当事者が声を上げたノーマライゼーションの広がりにより価値観が逆転
日本の優生保護法は、「不良な子孫の出生を防止する」と規定されているように、“劣った者”の出生を抑制することを大きな目的の一つとしていました。その手段として、任意あるいは強制的に、不妊手術が行われるべきことを予定していた法律でした。
戦争に負け、満州などから多くの日本人が引き揚げ、日本は食糧難に陥ります。厳しい経済状況のなか、人口抑制のためにブラジルなどへの移民政策も進みます。

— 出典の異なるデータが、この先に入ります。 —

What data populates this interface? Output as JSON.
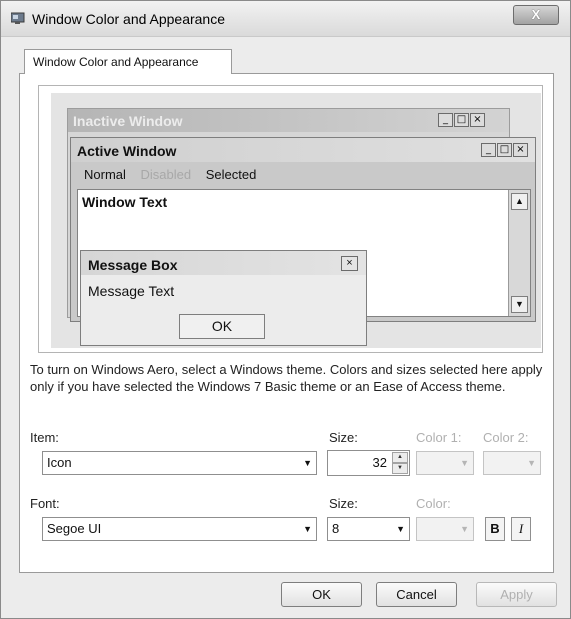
{
  "window": {
    "title": "Window Color and Appearance",
    "close_label": "X"
  },
  "tab": {
    "label": "Window Color and Appearance"
  },
  "preview": {
    "inactive_title": "Inactive Window",
    "active_title": "Active Window",
    "menu_items": [
      {
        "label": "Normal",
        "state": "normal"
      },
      {
        "label": "Disabled",
        "state": "disabled"
      },
      {
        "label": "Selected",
        "state": "selected"
      }
    ],
    "window_text": "Window Text",
    "message_box": {
      "title": "Message Box",
      "text": "Message Text",
      "ok_label": "OK",
      "close_label": "×"
    },
    "caption_buttons": [
      "_",
      "□",
      "×"
    ]
  },
  "description": "To turn on Windows Aero, select a Windows theme.  Colors and sizes selected here apply only if you have selected the Windows 7 Basic theme or an Ease of Access theme.",
  "item": {
    "label": "Item:",
    "value": "Icon",
    "size_label": "Size:",
    "size_value": "32",
    "color1_label": "Color 1:",
    "color2_label": "Color 2:"
  },
  "font": {
    "label": "Font:",
    "value": "Segoe UI",
    "size_label": "Size:",
    "size_value": "8",
    "color_label": "Color:",
    "bold_label": "B",
    "italic_label": "I"
  },
  "buttons": {
    "ok": "OK",
    "cancel": "Cancel",
    "apply": "Apply"
  },
  "colors": {
    "dialog_bg": "#ececec",
    "disabled_text": "#b0b0b0"
  }
}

人口政策の一環として、生まれてくる子どもを抑制するというのが、国の重要な課題だったのです。
海外では、たとえばドイツは戦前、盛んに優生政策を進めますが、ナチスの経験があったため、戦後は優生手術が実施されないようになります。一方、北欧やアメリカでは戦後も法制度が存続しました。戦争を経ても、優生学や優生手術は必要だというのが、先進諸国の一般的な認識だったといえます。

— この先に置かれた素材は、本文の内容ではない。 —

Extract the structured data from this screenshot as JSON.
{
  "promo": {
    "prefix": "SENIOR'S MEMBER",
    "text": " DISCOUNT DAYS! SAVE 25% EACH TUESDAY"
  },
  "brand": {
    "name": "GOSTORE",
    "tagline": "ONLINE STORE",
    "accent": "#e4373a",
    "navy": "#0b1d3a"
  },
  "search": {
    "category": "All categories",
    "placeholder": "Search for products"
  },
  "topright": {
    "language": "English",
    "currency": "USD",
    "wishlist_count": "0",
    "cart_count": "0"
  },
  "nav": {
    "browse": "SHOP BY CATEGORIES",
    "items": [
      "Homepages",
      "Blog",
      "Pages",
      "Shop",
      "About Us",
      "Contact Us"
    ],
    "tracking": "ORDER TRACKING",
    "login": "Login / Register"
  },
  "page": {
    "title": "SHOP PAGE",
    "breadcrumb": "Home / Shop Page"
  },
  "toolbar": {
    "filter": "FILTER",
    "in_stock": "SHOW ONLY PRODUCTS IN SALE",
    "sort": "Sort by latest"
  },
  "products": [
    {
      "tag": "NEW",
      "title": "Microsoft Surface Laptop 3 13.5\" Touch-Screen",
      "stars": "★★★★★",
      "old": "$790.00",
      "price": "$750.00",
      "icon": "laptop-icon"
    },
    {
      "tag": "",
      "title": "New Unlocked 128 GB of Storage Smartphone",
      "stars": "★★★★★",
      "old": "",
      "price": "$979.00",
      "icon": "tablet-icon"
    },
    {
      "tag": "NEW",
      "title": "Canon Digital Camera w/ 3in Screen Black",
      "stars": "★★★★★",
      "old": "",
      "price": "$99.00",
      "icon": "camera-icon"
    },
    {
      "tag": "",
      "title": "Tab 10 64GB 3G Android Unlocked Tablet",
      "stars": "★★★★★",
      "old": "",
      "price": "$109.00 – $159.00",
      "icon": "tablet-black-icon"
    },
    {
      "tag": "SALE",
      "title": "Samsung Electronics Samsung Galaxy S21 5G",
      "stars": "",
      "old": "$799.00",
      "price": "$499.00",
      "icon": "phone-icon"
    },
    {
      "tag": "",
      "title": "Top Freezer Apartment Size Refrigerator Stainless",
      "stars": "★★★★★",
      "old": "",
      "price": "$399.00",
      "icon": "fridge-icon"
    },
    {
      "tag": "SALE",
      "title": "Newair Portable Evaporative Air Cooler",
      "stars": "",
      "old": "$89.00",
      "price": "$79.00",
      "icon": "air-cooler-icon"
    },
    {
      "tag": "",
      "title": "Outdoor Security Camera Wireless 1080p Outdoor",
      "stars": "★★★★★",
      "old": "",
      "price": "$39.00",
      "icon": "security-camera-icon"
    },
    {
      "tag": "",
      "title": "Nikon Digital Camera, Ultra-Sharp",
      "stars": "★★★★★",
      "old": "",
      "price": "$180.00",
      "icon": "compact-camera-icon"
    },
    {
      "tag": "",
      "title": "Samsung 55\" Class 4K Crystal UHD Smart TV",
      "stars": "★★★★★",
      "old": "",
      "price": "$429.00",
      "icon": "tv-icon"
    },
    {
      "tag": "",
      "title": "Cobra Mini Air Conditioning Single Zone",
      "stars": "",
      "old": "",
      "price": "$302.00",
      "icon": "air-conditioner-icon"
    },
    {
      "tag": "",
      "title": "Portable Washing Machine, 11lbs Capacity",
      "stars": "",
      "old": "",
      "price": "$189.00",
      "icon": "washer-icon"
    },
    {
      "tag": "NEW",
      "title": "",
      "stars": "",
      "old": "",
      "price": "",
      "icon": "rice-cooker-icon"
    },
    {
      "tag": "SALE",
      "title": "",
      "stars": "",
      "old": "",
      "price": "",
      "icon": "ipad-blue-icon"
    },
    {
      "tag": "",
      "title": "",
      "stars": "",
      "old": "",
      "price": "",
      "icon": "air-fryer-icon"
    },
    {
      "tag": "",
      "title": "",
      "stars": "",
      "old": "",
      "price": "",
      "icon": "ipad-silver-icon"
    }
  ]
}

他方、たとえばデンマークでは戦後早々の1950年代、障害のある人も地域社会に参加しながら自立して生活を送る権利がある、というノーマライゼーションの理念が広がっていきます。これもまた、当事者の方々が「我々も社会の一員である」と主張し、権利を獲得する運動に力を入れられたことが大きなきっかけとなりました。
やがてノーマライゼーションの概念は世界的に広まり、国連は1971年に「精神薄弱者の権利宣言」、1975年「障害者の権利宣言」を採択。国際的に障害者の権利擁護する流れが拡大し、さまざまな国が優生政策を見直し始めます。さらには「完全参加と平等」をテーマに、1981年を「国際障害者年」に設定。1983年から1992年までを「国連・障害者の十年」と宣言し、各国が課題解決に取り組むことになりました。“そもそも障害者は生まれない方がいい”という法律や仕組みが良くないという、価値観の逆転が起こってきたのです。

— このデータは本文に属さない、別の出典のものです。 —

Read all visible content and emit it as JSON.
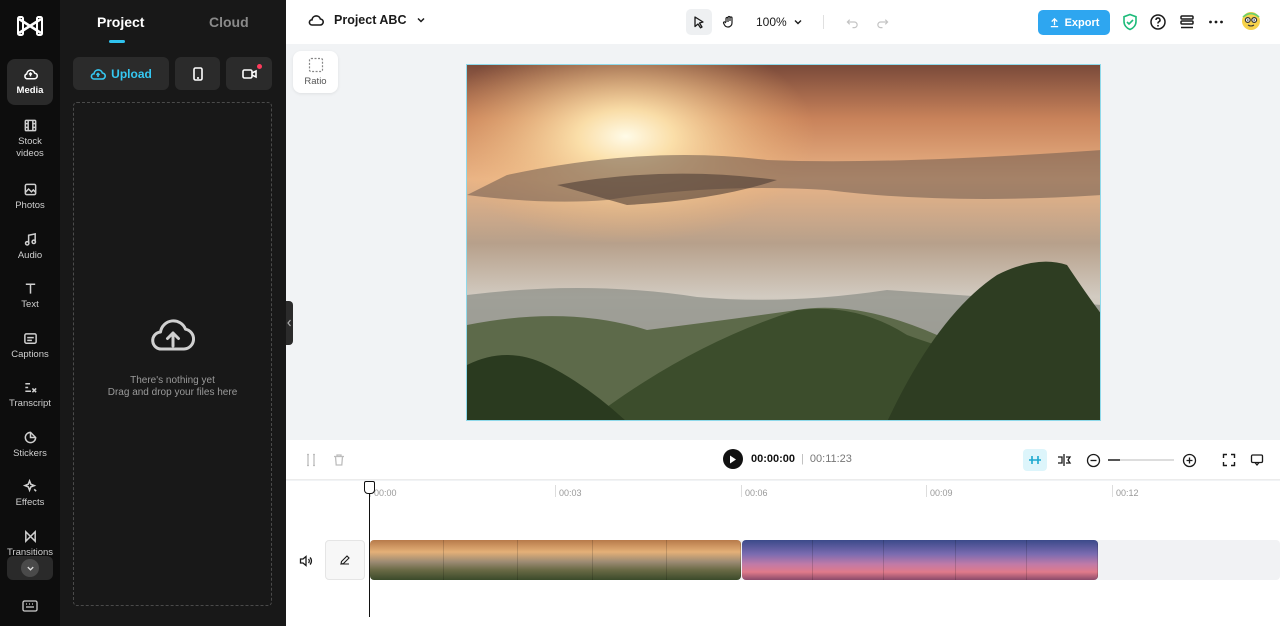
{
  "rail": {
    "items": [
      {
        "label": "Media"
      },
      {
        "label": "Stock videos"
      },
      {
        "label": "Photos"
      },
      {
        "label": "Audio"
      },
      {
        "label": "Text"
      },
      {
        "label": "Captions"
      },
      {
        "label": "Transcript"
      },
      {
        "label": "Stickers"
      },
      {
        "label": "Effects"
      },
      {
        "label": "Transitions"
      }
    ]
  },
  "panel": {
    "tabs": [
      {
        "label": "Project"
      },
      {
        "label": "Cloud"
      }
    ],
    "upload_label": "Upload",
    "empty_line1": "There's nothing yet",
    "empty_line2": "Drag and drop your files here"
  },
  "topbar": {
    "project_name": "Project ABC",
    "zoom": "100%",
    "export_label": "Export"
  },
  "canvas": {
    "ratio_label": "Ratio"
  },
  "timeline": {
    "current_time": "00:00:00",
    "total_time": "00:11:23",
    "ruler": [
      "00:00",
      "00:03",
      "00:06",
      "00:09",
      "00:12"
    ]
  },
  "colors": {
    "accent": "#2fc2ee",
    "export": "#2ea6f0"
  }
}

日本でも1980年代に入る頃には不妊手術はほぼ行われておらず、優生保護法の社会的実効性は失われていたのですが、廃止への動きは盛んになりませんでした。しかし1994年にエジプトのカイロで開催された、国連の「国際人口開発会議」で、日本にはいまだに優生保護法が残っていることが話題に上り、強い批判を受けます。そしてその2年後には母体保護法への改組へと至りました。